Tag Archives: Wildfly

Elastic Load Balancer support in Wildfly 8.x

Posted on by
Reply

Background

I am working on a Java EE project using Wildfly 8.x that will be deployed to Amazon Web Services behind an Elastic Load Balancer (ELB) instance.  Additionally, the ELB will handle the SSL encryption/decryption i.e. SSL offload.

Used in this manner, the ELB adds useful information to the HTTP request in the form of “X-Forwarded-*” headers – see the ELB documentation for full details.

Of particular note is the “X-Forwarded-Proto” header which identifies the originating protocol (scheme), in our case this contains “https” for all requests where the ELB is providing the SSL offload.

Issue

The issue here is how to make the Wildfly (actually Undertow) environment aware that it should use the header to determine the originating protocol.  As of Wildfly 8.0.0.CR1 this is included, but finding documentation about how to configure it was non-trivial.

Solution

Essentially, what you need to do is to enable “proxy-address-forwarding” for your (undertow) server in the Wildfly configuration.  Note: I’ll be considering the “default server” here only.

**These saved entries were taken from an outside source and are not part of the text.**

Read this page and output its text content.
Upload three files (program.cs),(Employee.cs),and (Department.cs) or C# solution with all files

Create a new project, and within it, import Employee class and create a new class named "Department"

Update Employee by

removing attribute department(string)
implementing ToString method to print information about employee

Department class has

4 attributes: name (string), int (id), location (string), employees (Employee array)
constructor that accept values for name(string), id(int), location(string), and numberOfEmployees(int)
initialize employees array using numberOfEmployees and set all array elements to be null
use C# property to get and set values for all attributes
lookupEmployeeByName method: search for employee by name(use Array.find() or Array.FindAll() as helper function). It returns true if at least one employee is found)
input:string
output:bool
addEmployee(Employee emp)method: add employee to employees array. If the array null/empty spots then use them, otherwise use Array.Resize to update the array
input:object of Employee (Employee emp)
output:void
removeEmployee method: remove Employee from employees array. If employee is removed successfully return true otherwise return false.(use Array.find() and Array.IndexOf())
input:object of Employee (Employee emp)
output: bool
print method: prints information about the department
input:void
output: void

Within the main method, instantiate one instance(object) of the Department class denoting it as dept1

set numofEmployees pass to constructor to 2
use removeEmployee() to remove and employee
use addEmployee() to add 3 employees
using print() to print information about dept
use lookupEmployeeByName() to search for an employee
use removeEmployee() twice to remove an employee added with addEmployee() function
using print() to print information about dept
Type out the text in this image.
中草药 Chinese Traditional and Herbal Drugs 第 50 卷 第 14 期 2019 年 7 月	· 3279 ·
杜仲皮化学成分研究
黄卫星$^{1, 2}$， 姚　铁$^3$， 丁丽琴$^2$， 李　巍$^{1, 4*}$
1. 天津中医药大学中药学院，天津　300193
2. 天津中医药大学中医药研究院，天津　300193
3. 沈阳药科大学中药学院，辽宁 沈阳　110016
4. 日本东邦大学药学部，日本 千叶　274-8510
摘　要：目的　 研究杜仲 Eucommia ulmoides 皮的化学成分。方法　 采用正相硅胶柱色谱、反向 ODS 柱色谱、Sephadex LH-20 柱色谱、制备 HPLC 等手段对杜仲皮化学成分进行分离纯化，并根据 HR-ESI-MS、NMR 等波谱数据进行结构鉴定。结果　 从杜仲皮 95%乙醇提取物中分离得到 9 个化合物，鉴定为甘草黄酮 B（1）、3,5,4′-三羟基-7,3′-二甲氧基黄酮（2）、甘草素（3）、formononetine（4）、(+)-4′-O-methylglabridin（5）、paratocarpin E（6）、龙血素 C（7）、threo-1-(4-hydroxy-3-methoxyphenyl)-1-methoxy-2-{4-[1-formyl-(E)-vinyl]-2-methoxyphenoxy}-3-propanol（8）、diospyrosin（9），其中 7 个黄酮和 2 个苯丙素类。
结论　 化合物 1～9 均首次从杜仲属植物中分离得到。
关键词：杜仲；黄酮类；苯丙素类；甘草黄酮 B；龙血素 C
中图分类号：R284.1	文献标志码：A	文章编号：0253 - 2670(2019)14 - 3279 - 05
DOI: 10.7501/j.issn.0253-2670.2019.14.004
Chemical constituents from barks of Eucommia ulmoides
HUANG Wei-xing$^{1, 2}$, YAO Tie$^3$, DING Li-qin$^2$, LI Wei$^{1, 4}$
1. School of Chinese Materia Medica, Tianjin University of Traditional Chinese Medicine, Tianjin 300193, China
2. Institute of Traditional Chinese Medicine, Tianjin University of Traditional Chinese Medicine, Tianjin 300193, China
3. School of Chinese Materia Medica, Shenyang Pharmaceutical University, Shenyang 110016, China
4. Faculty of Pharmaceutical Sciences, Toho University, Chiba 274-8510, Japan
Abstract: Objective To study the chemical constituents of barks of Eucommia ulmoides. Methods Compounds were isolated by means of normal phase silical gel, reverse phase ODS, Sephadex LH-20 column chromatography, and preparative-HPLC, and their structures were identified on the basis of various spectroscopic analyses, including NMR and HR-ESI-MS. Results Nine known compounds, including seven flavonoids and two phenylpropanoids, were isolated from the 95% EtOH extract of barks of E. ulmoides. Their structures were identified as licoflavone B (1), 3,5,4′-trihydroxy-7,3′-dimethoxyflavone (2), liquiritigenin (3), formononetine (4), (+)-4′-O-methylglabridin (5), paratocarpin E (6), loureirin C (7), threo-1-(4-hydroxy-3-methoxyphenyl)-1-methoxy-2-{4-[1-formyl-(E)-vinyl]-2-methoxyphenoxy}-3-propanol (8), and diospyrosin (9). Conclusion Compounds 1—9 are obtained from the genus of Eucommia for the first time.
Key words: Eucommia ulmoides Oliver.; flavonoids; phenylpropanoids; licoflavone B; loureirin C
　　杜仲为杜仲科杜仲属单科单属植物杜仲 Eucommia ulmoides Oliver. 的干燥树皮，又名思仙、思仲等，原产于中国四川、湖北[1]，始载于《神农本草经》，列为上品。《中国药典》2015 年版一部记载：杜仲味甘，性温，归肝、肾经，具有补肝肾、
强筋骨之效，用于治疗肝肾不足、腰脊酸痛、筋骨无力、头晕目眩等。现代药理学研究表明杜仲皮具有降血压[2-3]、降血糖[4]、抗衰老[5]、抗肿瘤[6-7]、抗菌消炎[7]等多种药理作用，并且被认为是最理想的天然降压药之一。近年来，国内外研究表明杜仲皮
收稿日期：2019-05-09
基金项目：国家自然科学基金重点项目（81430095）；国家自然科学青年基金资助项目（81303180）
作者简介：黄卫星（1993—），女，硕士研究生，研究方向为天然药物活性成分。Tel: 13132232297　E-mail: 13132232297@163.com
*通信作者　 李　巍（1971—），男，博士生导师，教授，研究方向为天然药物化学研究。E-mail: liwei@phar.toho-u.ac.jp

There are multiple ways to achieve this, but the simplest is just to add the proxy-address-forwarding="true" attribute to the http-listener in your standalone.xml or domain.xml, as below:

<server name="default-server">
    <http-listener name="default" socket-binding="http" proxy-address-forwarding="true"/>
    <host name="default-host" alias="localhost">
        <location name="/" handler="welcome-content"/>
        <access-log prefix="access"/>
    </host>
</server>

Or, for a bit of automation, you could use the the CLI against your running instance:

$JBOSS_HOME/bin/jboss-cli.sh --connect --command="/subsystem=undertow/server=default-server/http-listener=default:write-attribute(name=proxy-address-forwarding, value=true)"

For those interested in understanding the source code, check out the io.undertow.server.handlers.ProxyPeerAddressHandler class here.

Outcome

The result of this is that calls to HttpServletRequest.getScheme() will return “https” for requests that have had the SSL offloaded by the ELB. Nice.

And now HttpServletRequest.isSecure() returns as expected as well.